In many high power and high cell count battery applications, the need arises to reduce the RDSon of the load switch FETs to reduce conduction losses. The two main ways to achieve this are by adding more FETs in parallel (see this guide on the subject), or by using a FET with a lower RDSon value.
Both of these solutions increase the combined gate capacitance (Cgs) of the FETs. Because of this, the real question isn’t how many FETs the gauge can drive, but what gate capacitance it can drive at what rate.
With a fixed driver, and using the equation:
I = C * dv/dt
We know that with a fixed I value, the dv/dt value will have a linear, inversely proportional relationship with C. And since the dv is fixed, we know that dt is proportional to C. Because of this, the main issue is rise/fall time. See this section of the BQ28Z610 datasheet as an example:
The rise and fall time are specified for a capacitance of 4.7nF. From the equation earlier, we know that if all else is kept equal, and the capacitance doubled, we would expect double the rise and fall time from what is specified.
Here are some measured fall time values compared to gate capacitance. As expected, it is a linear relationship. And at the specified 4.7nF, the fall time is about 78µs, which is within the expected range.
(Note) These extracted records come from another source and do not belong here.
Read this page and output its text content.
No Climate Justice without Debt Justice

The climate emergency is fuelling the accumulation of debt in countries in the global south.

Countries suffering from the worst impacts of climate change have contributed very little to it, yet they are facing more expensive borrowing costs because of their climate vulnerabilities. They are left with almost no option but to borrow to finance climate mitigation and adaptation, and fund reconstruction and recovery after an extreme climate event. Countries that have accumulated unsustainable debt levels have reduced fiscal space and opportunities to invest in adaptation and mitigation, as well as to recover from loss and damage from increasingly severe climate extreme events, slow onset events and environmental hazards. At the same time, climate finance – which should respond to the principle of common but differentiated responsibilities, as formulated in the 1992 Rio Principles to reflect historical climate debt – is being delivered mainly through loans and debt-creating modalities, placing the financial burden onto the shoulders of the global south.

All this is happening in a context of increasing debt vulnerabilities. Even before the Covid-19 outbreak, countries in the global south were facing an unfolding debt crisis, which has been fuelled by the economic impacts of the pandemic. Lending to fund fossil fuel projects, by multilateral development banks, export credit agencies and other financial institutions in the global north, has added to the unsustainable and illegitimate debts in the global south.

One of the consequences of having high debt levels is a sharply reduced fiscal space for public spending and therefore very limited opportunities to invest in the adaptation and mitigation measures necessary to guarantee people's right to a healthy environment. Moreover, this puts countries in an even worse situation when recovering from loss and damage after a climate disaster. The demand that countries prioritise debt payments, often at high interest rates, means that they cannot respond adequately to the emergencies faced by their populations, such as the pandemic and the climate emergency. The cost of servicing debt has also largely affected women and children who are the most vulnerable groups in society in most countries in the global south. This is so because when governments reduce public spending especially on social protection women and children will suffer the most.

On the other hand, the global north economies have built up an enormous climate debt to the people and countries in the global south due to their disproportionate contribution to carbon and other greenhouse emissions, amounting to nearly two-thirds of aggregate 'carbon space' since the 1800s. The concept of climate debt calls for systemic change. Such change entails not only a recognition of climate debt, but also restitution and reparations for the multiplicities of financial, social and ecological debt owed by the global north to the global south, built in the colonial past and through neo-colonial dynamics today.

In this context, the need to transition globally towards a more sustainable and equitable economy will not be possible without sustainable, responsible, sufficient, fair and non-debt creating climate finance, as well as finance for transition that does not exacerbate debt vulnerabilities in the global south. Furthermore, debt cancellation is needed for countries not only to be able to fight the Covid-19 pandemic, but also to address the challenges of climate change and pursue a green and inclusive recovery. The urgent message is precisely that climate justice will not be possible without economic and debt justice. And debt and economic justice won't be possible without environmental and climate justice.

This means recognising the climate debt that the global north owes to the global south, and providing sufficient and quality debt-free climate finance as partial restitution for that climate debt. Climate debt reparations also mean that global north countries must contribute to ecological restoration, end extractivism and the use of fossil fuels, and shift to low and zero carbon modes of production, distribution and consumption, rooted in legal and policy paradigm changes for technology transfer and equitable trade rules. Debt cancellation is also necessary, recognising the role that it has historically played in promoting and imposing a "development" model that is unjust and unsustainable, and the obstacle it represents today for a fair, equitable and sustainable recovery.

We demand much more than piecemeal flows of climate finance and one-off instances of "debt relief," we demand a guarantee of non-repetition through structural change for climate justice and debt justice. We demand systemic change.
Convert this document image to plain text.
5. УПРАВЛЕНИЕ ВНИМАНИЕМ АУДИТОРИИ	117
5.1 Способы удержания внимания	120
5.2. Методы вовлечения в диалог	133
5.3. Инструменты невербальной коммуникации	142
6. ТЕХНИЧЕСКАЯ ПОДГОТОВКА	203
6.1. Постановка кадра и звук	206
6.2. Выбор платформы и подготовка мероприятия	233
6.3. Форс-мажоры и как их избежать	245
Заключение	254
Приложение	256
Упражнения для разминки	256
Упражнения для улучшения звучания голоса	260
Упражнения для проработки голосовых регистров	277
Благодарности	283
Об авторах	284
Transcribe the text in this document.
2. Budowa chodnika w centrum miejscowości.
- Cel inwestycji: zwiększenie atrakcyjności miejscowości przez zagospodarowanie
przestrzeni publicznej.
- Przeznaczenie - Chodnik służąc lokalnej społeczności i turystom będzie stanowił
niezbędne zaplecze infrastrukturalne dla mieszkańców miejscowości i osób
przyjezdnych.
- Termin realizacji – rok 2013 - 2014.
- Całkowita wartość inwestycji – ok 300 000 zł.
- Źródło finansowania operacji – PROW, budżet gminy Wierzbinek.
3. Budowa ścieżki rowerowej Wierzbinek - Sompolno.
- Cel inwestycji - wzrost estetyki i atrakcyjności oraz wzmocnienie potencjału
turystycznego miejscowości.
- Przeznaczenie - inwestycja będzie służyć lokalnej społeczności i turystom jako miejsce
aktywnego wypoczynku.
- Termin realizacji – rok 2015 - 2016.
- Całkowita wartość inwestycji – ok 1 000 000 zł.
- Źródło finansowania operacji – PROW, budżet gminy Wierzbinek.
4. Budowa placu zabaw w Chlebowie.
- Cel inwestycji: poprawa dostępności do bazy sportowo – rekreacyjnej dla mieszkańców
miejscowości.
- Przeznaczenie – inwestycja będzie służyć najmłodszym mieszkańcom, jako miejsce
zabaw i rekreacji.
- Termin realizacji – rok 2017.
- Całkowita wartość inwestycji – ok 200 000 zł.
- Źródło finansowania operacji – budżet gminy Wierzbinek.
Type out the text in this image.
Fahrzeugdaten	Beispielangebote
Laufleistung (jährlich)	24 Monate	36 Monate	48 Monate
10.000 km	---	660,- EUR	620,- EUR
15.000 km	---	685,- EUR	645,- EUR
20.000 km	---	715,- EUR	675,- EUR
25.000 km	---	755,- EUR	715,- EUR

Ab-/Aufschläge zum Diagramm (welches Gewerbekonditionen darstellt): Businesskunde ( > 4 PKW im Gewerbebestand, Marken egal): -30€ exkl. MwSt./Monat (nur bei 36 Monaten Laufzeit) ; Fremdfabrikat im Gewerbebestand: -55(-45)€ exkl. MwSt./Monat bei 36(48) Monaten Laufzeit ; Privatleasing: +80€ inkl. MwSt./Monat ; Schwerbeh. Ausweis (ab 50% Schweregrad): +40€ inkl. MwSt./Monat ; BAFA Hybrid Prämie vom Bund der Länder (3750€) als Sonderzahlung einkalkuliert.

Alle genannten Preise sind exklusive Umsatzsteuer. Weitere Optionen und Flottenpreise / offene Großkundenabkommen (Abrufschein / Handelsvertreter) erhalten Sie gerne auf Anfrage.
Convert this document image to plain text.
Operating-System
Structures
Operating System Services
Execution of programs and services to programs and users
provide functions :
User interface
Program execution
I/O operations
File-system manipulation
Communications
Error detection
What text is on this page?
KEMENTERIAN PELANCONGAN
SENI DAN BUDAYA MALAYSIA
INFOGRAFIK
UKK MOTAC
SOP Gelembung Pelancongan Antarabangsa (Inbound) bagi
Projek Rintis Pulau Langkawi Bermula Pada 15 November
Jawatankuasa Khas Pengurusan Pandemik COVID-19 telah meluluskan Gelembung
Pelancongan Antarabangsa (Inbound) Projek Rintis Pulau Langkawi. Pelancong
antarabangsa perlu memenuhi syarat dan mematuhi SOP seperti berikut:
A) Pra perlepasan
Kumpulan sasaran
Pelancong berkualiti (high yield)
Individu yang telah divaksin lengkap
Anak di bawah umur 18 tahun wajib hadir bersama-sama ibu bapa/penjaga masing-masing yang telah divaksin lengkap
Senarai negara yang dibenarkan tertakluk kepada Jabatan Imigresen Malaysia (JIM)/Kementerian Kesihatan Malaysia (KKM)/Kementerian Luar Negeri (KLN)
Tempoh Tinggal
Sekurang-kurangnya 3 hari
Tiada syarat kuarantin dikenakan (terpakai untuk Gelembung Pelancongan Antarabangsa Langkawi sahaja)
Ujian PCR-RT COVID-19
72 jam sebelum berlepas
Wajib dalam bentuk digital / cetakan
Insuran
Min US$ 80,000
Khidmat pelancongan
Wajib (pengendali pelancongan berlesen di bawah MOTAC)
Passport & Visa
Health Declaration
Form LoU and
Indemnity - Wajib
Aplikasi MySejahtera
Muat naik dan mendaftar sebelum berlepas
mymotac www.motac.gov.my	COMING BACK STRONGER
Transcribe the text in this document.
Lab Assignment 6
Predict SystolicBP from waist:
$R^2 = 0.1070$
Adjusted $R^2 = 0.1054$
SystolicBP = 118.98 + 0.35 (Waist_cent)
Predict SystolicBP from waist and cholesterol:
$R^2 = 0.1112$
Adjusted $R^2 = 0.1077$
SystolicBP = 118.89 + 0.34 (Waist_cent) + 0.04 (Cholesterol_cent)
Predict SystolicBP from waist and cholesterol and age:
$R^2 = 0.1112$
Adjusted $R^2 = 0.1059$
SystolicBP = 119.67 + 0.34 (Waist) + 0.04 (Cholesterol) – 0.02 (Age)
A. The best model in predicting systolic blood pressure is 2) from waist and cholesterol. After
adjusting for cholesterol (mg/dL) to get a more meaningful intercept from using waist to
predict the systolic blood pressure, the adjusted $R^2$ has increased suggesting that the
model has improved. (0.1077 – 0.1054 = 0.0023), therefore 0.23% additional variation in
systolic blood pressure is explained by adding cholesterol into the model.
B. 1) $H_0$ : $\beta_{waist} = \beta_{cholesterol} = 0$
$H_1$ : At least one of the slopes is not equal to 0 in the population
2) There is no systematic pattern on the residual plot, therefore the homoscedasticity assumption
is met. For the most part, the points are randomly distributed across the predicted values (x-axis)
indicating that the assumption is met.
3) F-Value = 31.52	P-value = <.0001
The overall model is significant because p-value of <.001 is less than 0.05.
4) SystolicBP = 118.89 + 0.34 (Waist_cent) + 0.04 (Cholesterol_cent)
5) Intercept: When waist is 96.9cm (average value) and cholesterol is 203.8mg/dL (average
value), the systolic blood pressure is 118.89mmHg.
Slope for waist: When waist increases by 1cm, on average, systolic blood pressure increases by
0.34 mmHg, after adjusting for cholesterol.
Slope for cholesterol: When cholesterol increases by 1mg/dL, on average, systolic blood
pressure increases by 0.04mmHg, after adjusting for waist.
To summarize, you can drive as many FETs in parallel as you would like. However, the rise and fall time, and therefore the time it takes to turn the FETs on and off (as well as switching losses) will increase. In addition, for very large Cgs loads, you may need to increase the PBI capacitance in order to ensure the PBI/BAT voltage does not dip from driving the FETs.
And if you decide to measure these signals yourself, be sure to measure directly on the gate of the FET, and to use a differential probe or math function to handle the floating references.